Menurut Fitrah Hamdani, selain regulasi, juga ada persoalan budaya politik yang tidak baik.
Artinya, regulasi yang baik dalam Pemilu belum tentu menyelesaikan persoalan karena ada faktor budaya politik yang menimbulkan persoalan. Budaya politik yang dimakud disini adalah politik uang yang terjadi dalam Pemilu.
Hal ini terjadi karena faktor kemiskinan bisa jadi juga karena faktor dibiasakan terjadi.
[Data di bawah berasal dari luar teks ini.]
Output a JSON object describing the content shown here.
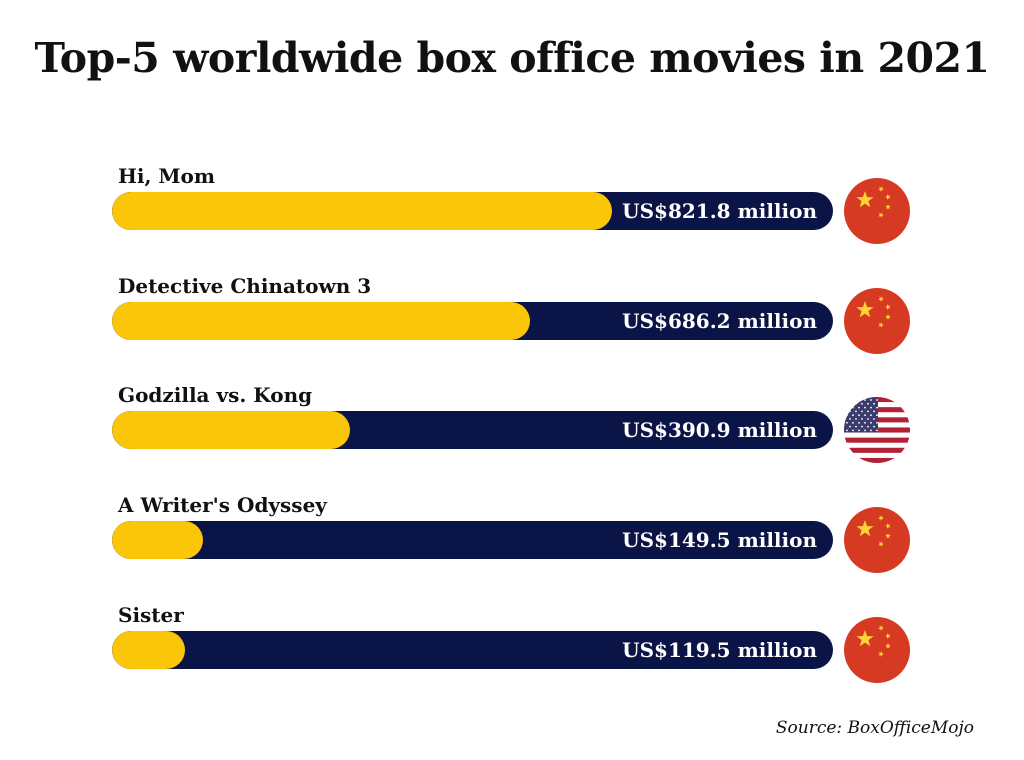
{
  "chart_data": {
    "type": "bar",
    "orientation": "horizontal",
    "title": "Top-5 worldwide box office movies in 2021",
    "categories": [
      "Hi, Mom",
      "Detective Chinatown 3",
      "Godzilla vs. Kong",
      "A Writer's Odyssey",
      "Sister"
    ],
    "values": [
      821.8,
      686.2,
      390.9,
      149.5,
      119.5
    ],
    "value_labels": [
      "US$821.8 million",
      "US$686.2 million",
      "US$390.9 million",
      "US$149.5 million",
      "US$119.5 million"
    ],
    "countries": [
      "china",
      "china",
      "usa",
      "china",
      "china"
    ],
    "unit": "US$ million",
    "xlim": [
      0,
      1185
    ],
    "grid": false,
    "colors": {
      "fill": "#fcc608",
      "track": "#0b1446",
      "china_red": "#d63a22",
      "china_star": "#fcd535",
      "usa_blue": "#3c3b6e",
      "usa_red": "#b22234"
    }
  },
  "source": "Source: BoxOfficeMojo"
}
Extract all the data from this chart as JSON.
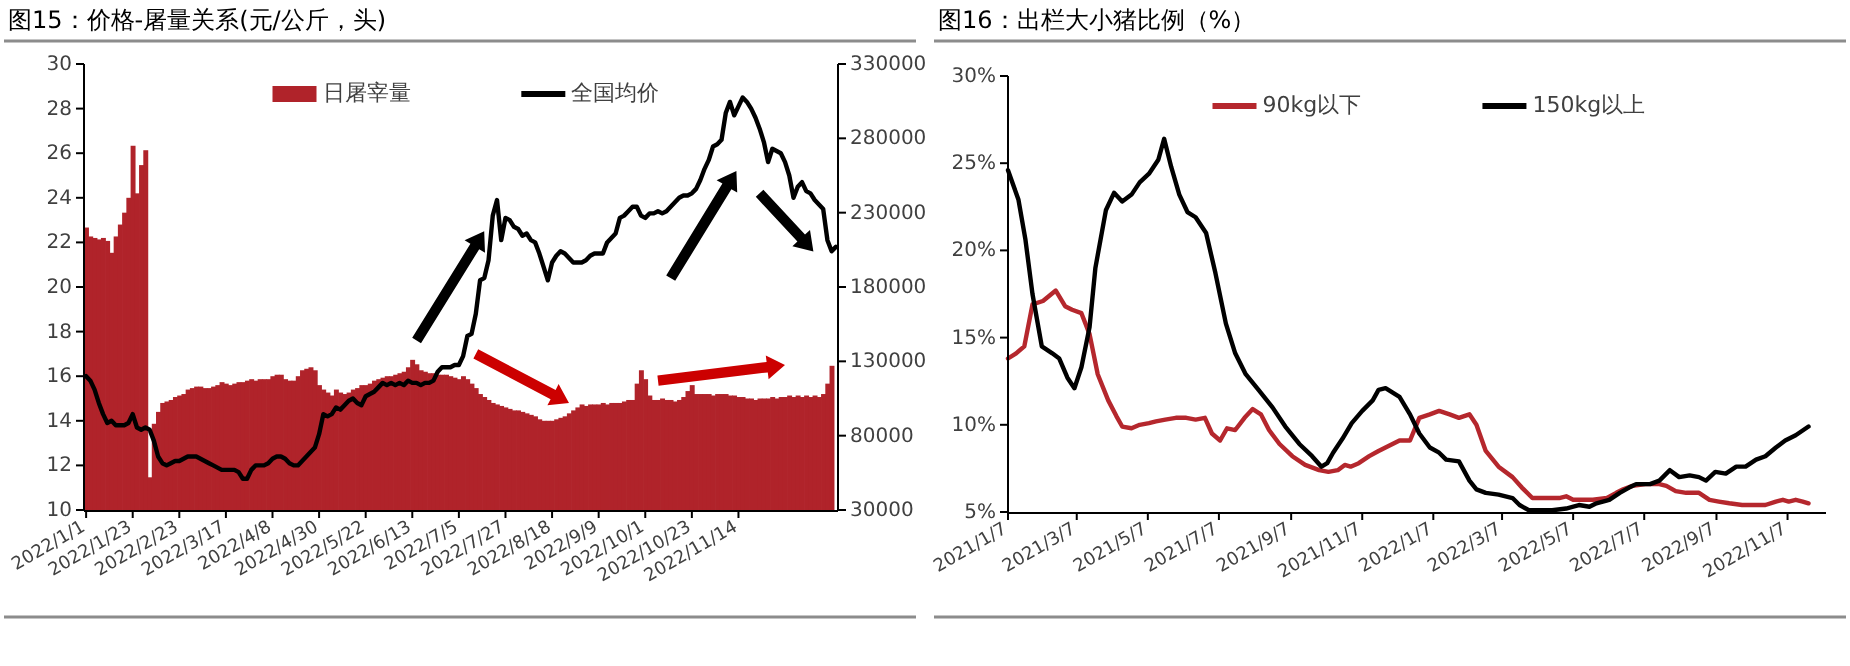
{
  "chart_data": [
    {
      "type": "bar",
      "title": "图15：价格-屠量关系(元/公斤，头)",
      "categories": [
        "2022/1/1",
        null,
        null,
        null,
        null,
        null,
        null,
        null,
        null,
        null,
        null,
        "2022/1/23",
        null,
        null,
        null,
        null,
        null,
        null,
        null,
        null,
        null,
        null,
        "2022/2/23",
        null,
        null,
        null,
        null,
        null,
        null,
        null,
        null,
        null,
        null,
        "2022/3/17",
        null,
        null,
        null,
        null,
        null,
        null,
        null,
        null,
        null,
        null,
        "2022/4/8",
        null,
        null,
        null,
        null,
        null,
        null,
        null,
        null,
        null,
        null,
        "2022/4/30",
        null,
        null,
        null,
        null,
        null,
        null,
        null,
        null,
        null,
        null,
        "2022/5/22",
        null,
        null,
        null,
        null,
        null,
        null,
        null,
        null,
        null,
        null,
        "2022/6/13",
        null,
        null,
        null,
        null,
        null,
        null,
        null,
        null,
        null,
        null,
        "2022/7/5",
        null,
        null,
        null,
        null,
        null,
        null,
        null,
        null,
        null,
        null,
        "2022/7/27",
        null,
        null,
        null,
        null,
        null,
        null,
        null,
        null,
        null,
        null,
        "2022/8/18",
        null,
        null,
        null,
        null,
        null,
        null,
        null,
        null,
        null,
        null,
        "2022/9/9",
        null,
        null,
        null,
        null,
        null,
        null,
        null,
        null,
        null,
        null,
        "2022/10/1",
        null,
        null,
        null,
        null,
        null,
        null,
        null,
        null,
        null,
        null,
        "2022/10/23",
        null,
        null,
        null,
        null,
        null,
        null,
        null,
        null,
        null,
        null,
        "2022/11/14",
        null,
        null,
        null,
        null,
        null,
        null,
        null,
        null,
        null,
        null,
        null,
        null,
        null,
        null,
        null,
        null,
        null,
        null,
        null,
        null,
        null,
        null,
        null
      ],
      "series": [
        {
          "name": "日屠宰量",
          "type": "bar",
          "axis": "y2",
          "color": "#b0232a",
          "values": [
            220000,
            214000,
            213000,
            212000,
            213000,
            211000,
            203000,
            214000,
            222000,
            230000,
            240000,
            275000,
            243000,
            262000,
            272000,
            52000,
            88000,
            96000,
            102000,
            103000,
            104000,
            106000,
            107000,
            108000,
            111000,
            112000,
            113000,
            113000,
            112000,
            112000,
            113000,
            114000,
            116000,
            115000,
            114000,
            115000,
            116000,
            116000,
            117000,
            118000,
            117000,
            118000,
            118000,
            118000,
            120000,
            121000,
            121000,
            118000,
            117000,
            117000,
            120000,
            124000,
            125000,
            126000,
            124000,
            114000,
            111000,
            109000,
            107000,
            111000,
            109000,
            108000,
            109000,
            111000,
            112000,
            114000,
            114000,
            115000,
            117000,
            118000,
            119000,
            120000,
            120000,
            121000,
            122000,
            123000,
            126000,
            131000,
            128000,
            124000,
            123000,
            122000,
            122000,
            121000,
            121000,
            121000,
            120000,
            119000,
            118000,
            120000,
            118000,
            115000,
            112000,
            108000,
            106000,
            104000,
            102000,
            101000,
            100000,
            99000,
            98000,
            97000,
            97000,
            96000,
            95000,
            94000,
            93000,
            91000,
            90000,
            90000,
            90000,
            91000,
            92000,
            93000,
            95000,
            97000,
            99000,
            101000,
            100000,
            101000,
            101000,
            101000,
            102000,
            101000,
            102000,
            102000,
            102000,
            103000,
            104000,
            104000,
            115000,
            124000,
            118000,
            107000,
            104000,
            104000,
            105000,
            104000,
            104000,
            103000,
            104000,
            106000,
            110000,
            114000,
            108000,
            108000,
            108000,
            108000,
            107000,
            108000,
            108000,
            108000,
            107000,
            107000,
            106000,
            106000,
            105000,
            105000,
            104000,
            105000,
            105000,
            105000,
            106000,
            105000,
            106000,
            106000,
            107000,
            106000,
            107000,
            106000,
            107000,
            106000,
            107000,
            106000,
            108000,
            115000,
            127000,
            null
          ]
        },
        {
          "name": "全国均价",
          "type": "line",
          "color": "#000000",
          "values": [
            16.0,
            15.8,
            15.4,
            14.8,
            14.3,
            13.9,
            14.0,
            13.8,
            13.8,
            13.8,
            13.9,
            14.3,
            13.7,
            13.6,
            13.7,
            13.6,
            13.1,
            12.4,
            12.1,
            12.0,
            12.1,
            12.2,
            12.2,
            12.3,
            12.4,
            12.4,
            12.4,
            12.3,
            12.2,
            12.1,
            12.0,
            11.9,
            11.8,
            11.8,
            11.8,
            11.8,
            11.7,
            11.4,
            11.4,
            11.8,
            12.0,
            12.0,
            12.0,
            12.1,
            12.3,
            12.4,
            12.4,
            12.3,
            12.1,
            12.0,
            12.0,
            12.2,
            12.4,
            12.6,
            12.8,
            13.4,
            14.3,
            14.2,
            14.3,
            14.6,
            14.5,
            14.7,
            14.9,
            15.0,
            14.8,
            14.7,
            15.1,
            15.2,
            15.3,
            15.5,
            15.7,
            15.6,
            15.7,
            15.6,
            15.7,
            15.6,
            15.8,
            15.7,
            15.7,
            15.6,
            15.7,
            15.7,
            15.8,
            16.2,
            16.4,
            16.4,
            16.4,
            16.5,
            16.5,
            16.9,
            17.8,
            17.9,
            18.8,
            20.3,
            20.4,
            21.2,
            23.2,
            23.9,
            22.1,
            23.1,
            23.0,
            22.7,
            22.6,
            22.3,
            22.4,
            22.1,
            22.0,
            21.5,
            20.9,
            20.3,
            21.1,
            21.4,
            21.6,
            21.5,
            21.3,
            21.1,
            21.1,
            21.1,
            21.2,
            21.4,
            21.5,
            21.5,
            21.5,
            22.0,
            22.2,
            22.4,
            23.1,
            23.2,
            23.4,
            23.6,
            23.6,
            23.2,
            23.1,
            23.3,
            23.3,
            23.4,
            23.3,
            23.4,
            23.6,
            23.8,
            24.0,
            24.1,
            24.1,
            24.2,
            24.4,
            24.8,
            25.3,
            25.7,
            26.3,
            26.4,
            26.6,
            27.8,
            28.3,
            27.7,
            28.1,
            28.5,
            28.3,
            28.0,
            27.6,
            27.1,
            26.5,
            25.6,
            26.2,
            26.1,
            26.0,
            25.6,
            25.0,
            24.0,
            24.5,
            24.7,
            24.3,
            24.2,
            23.9,
            23.7,
            23.5,
            22.1,
            21.6,
            21.8
          ]
        }
      ],
      "ylim": [
        10,
        30
      ],
      "yticks": [
        10,
        12,
        14,
        16,
        18,
        20,
        22,
        24,
        26,
        28,
        30
      ],
      "y2lim": [
        30000,
        330000
      ],
      "y2ticks": [
        30000,
        80000,
        130000,
        180000,
        230000,
        280000,
        330000
      ],
      "legend": "top"
    },
    {
      "type": "line",
      "title": "图16：出栏大小猪比例（%）",
      "xlim": [
        "2021-01-07",
        "2022-12-10"
      ],
      "xticks": [
        {
          "value": "2021-01-07",
          "label": "2021/1/7"
        },
        {
          "value": "2021-03-07",
          "label": "2021/3/7"
        },
        {
          "value": "2021-05-07",
          "label": "2021/5/7"
        },
        {
          "value": "2021-07-07",
          "label": "2021/7/7"
        },
        {
          "value": "2021-09-07",
          "label": "2021/9/7"
        },
        {
          "value": "2021-11-07",
          "label": "2021/11/7"
        },
        {
          "value": "2022-01-07",
          "label": "2022/1/7"
        },
        {
          "value": "2022-03-07",
          "label": "2022/3/7"
        },
        {
          "value": "2022-05-07",
          "label": "2022/5/7"
        },
        {
          "value": "2022-07-07",
          "label": "2022/7/7"
        },
        {
          "value": "2022-09-07",
          "label": "2022/9/7"
        },
        {
          "value": "2022-11-07",
          "label": "2022/11/7"
        }
      ],
      "ylim": [
        5,
        30
      ],
      "yticks": [
        {
          "value": 5,
          "label": "5%"
        },
        {
          "value": 10,
          "label": "10%"
        },
        {
          "value": 15,
          "label": "15%"
        },
        {
          "value": 20,
          "label": "20%"
        },
        {
          "value": 25,
          "label": "25%"
        },
        {
          "value": 30,
          "label": "30%"
        }
      ],
      "series": [
        {
          "name": "90kg以下",
          "color": "#b5272d",
          "x": [
            "2021-01-07",
            "2021-01-14",
            "2021-01-21",
            "2021-01-28",
            "2021-02-06",
            "2021-02-17",
            "2021-02-25",
            "2021-03-03",
            "2021-03-11",
            "2021-03-18",
            "2021-03-25",
            "2021-04-03",
            "2021-04-10",
            "2021-04-15",
            "2021-04-23",
            "2021-04-30",
            "2021-05-08",
            "2021-05-14",
            "2021-05-22",
            "2021-05-31",
            "2021-06-09",
            "2021-06-17",
            "2021-06-25",
            "2021-07-01",
            "2021-07-08",
            "2021-07-14",
            "2021-07-21",
            "2021-07-29",
            "2021-08-05",
            "2021-08-12",
            "2021-08-19",
            "2021-08-28",
            "2021-09-08",
            "2021-09-19",
            "2021-10-01",
            "2021-10-09",
            "2021-10-17",
            "2021-10-23",
            "2021-10-28",
            "2021-11-04",
            "2021-11-13",
            "2021-11-21",
            "2021-11-27",
            "2021-12-09",
            "2021-12-18",
            "2021-12-26",
            "2022-01-04",
            "2022-01-12",
            "2022-01-21",
            "2022-01-29",
            "2022-02-07",
            "2022-02-13",
            "2022-02-21",
            "2022-03-04",
            "2022-03-16",
            "2022-03-24",
            "2022-04-02",
            "2022-04-13",
            "2022-04-25",
            "2022-05-01",
            "2022-05-07",
            "2022-05-24",
            "2022-06-05",
            "2022-06-13",
            "2022-06-19",
            "2022-06-27",
            "2022-07-08",
            "2022-07-20",
            "2022-07-26",
            "2022-08-03",
            "2022-08-12",
            "2022-08-23",
            "2022-09-01",
            "2022-09-09",
            "2022-09-18",
            "2022-09-29",
            "2022-10-08",
            "2022-10-19",
            "2022-10-28",
            "2022-11-03",
            "2022-11-08",
            "2022-11-14",
            "2022-11-20",
            "2022-11-25"
          ],
          "values": [
            13.8,
            14.1,
            14.5,
            16.9,
            17.1,
            17.7,
            16.8,
            16.6,
            16.4,
            15.2,
            12.9,
            11.4,
            10.5,
            9.9,
            9.8,
            10.0,
            10.1,
            10.2,
            10.3,
            10.4,
            10.4,
            10.3,
            10.4,
            9.5,
            9.1,
            9.8,
            9.7,
            10.4,
            10.9,
            10.6,
            9.7,
            8.9,
            8.2,
            7.7,
            7.4,
            7.3,
            7.4,
            7.7,
            7.6,
            7.8,
            8.2,
            8.5,
            8.7,
            9.1,
            9.1,
            10.4,
            10.6,
            10.8,
            10.6,
            10.4,
            10.6,
            10.0,
            8.5,
            7.6,
            7.0,
            6.4,
            5.8,
            5.8,
            5.8,
            5.9,
            5.7,
            5.7,
            5.8,
            6.1,
            6.3,
            6.5,
            6.6,
            6.6,
            6.5,
            6.2,
            6.1,
            6.1,
            5.7,
            5.6,
            5.5,
            5.4,
            5.4,
            5.4,
            5.6,
            5.7,
            5.6,
            5.7,
            5.6,
            5.5
          ]
        },
        {
          "name": "150kg以上",
          "color": "#000000",
          "x": [
            "2021-01-07",
            "2021-01-16",
            "2021-01-22",
            "2021-01-28",
            "2021-02-05",
            "2021-02-14",
            "2021-02-20",
            "2021-02-27",
            "2021-03-05",
            "2021-03-11",
            "2021-03-18",
            "2021-03-23",
            "2021-04-01",
            "2021-04-08",
            "2021-04-15",
            "2021-04-23",
            "2021-04-30",
            "2021-05-08",
            "2021-05-16",
            "2021-05-21",
            "2021-05-27",
            "2021-06-03",
            "2021-06-10",
            "2021-06-17",
            "2021-06-26",
            "2021-07-04",
            "2021-07-13",
            "2021-07-21",
            "2021-07-30",
            "2021-08-10",
            "2021-08-22",
            "2021-09-02",
            "2021-09-14",
            "2021-09-25",
            "2021-10-03",
            "2021-10-08",
            "2021-10-13",
            "2021-10-21",
            "2021-10-29",
            "2021-11-07",
            "2021-11-16",
            "2021-11-21",
            "2021-11-27",
            "2021-12-09",
            "2021-12-18",
            "2021-12-26",
            "2022-01-04",
            "2022-01-12",
            "2022-01-18",
            "2022-01-29",
            "2022-02-07",
            "2022-02-13",
            "2022-02-21",
            "2022-03-04",
            "2022-03-16",
            "2022-03-22",
            "2022-03-30",
            "2022-04-08",
            "2022-04-19",
            "2022-05-01",
            "2022-05-12",
            "2022-05-21",
            "2022-05-27",
            "2022-06-07",
            "2022-06-16",
            "2022-06-24",
            "2022-06-30",
            "2022-07-12",
            "2022-07-20",
            "2022-07-29",
            "2022-08-06",
            "2022-08-15",
            "2022-08-23",
            "2022-08-29",
            "2022-09-06",
            "2022-09-15",
            "2022-09-24",
            "2022-10-02",
            "2022-10-11",
            "2022-10-19",
            "2022-10-28",
            "2022-11-05",
            "2022-11-14",
            "2022-11-25"
          ],
          "values": [
            24.6,
            22.9,
            20.6,
            17.5,
            14.5,
            14.1,
            13.8,
            12.7,
            12.1,
            13.3,
            15.6,
            19.0,
            22.3,
            23.3,
            22.8,
            23.2,
            23.9,
            24.4,
            25.2,
            26.4,
            24.8,
            23.2,
            22.2,
            21.9,
            21.0,
            18.7,
            15.8,
            14.1,
            12.9,
            12.0,
            11.0,
            9.9,
            8.9,
            8.2,
            7.6,
            7.8,
            8.4,
            9.2,
            10.1,
            10.8,
            11.4,
            12.0,
            12.1,
            11.6,
            10.6,
            9.5,
            8.7,
            8.4,
            8.0,
            7.9,
            6.8,
            6.3,
            6.1,
            6.0,
            5.8,
            5.4,
            5.1,
            5.1,
            5.1,
            5.2,
            5.4,
            5.3,
            5.5,
            5.7,
            6.1,
            6.4,
            6.6,
            6.6,
            6.8,
            7.4,
            7.0,
            7.1,
            7.0,
            6.8,
            7.3,
            7.2,
            7.6,
            7.6,
            8.0,
            8.2,
            8.7,
            9.1,
            9.4,
            9.9
          ]
        }
      ],
      "legend": "top"
    }
  ]
}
Masyarakat memilih berdasarkan kesadaran pribadi atau keluarga. Tapi kenapa bisa memilih berdasarkan uang? Itu terjadi karena kesalahan caleg yang memberikan uang.
“Budaya politik itu parah. Saya dosen, saya sampai berpikir begini, agak jengkel. Kita di kampus sudah berusaha menciptakan SDM yang berkesadaran tentang demokrasi tentang good government. Tapi ketika dia lulus, ikut partai politik, rusak dia. Berarti ada yang salah dengan budaya dalam partai politik,” kata Hamdan.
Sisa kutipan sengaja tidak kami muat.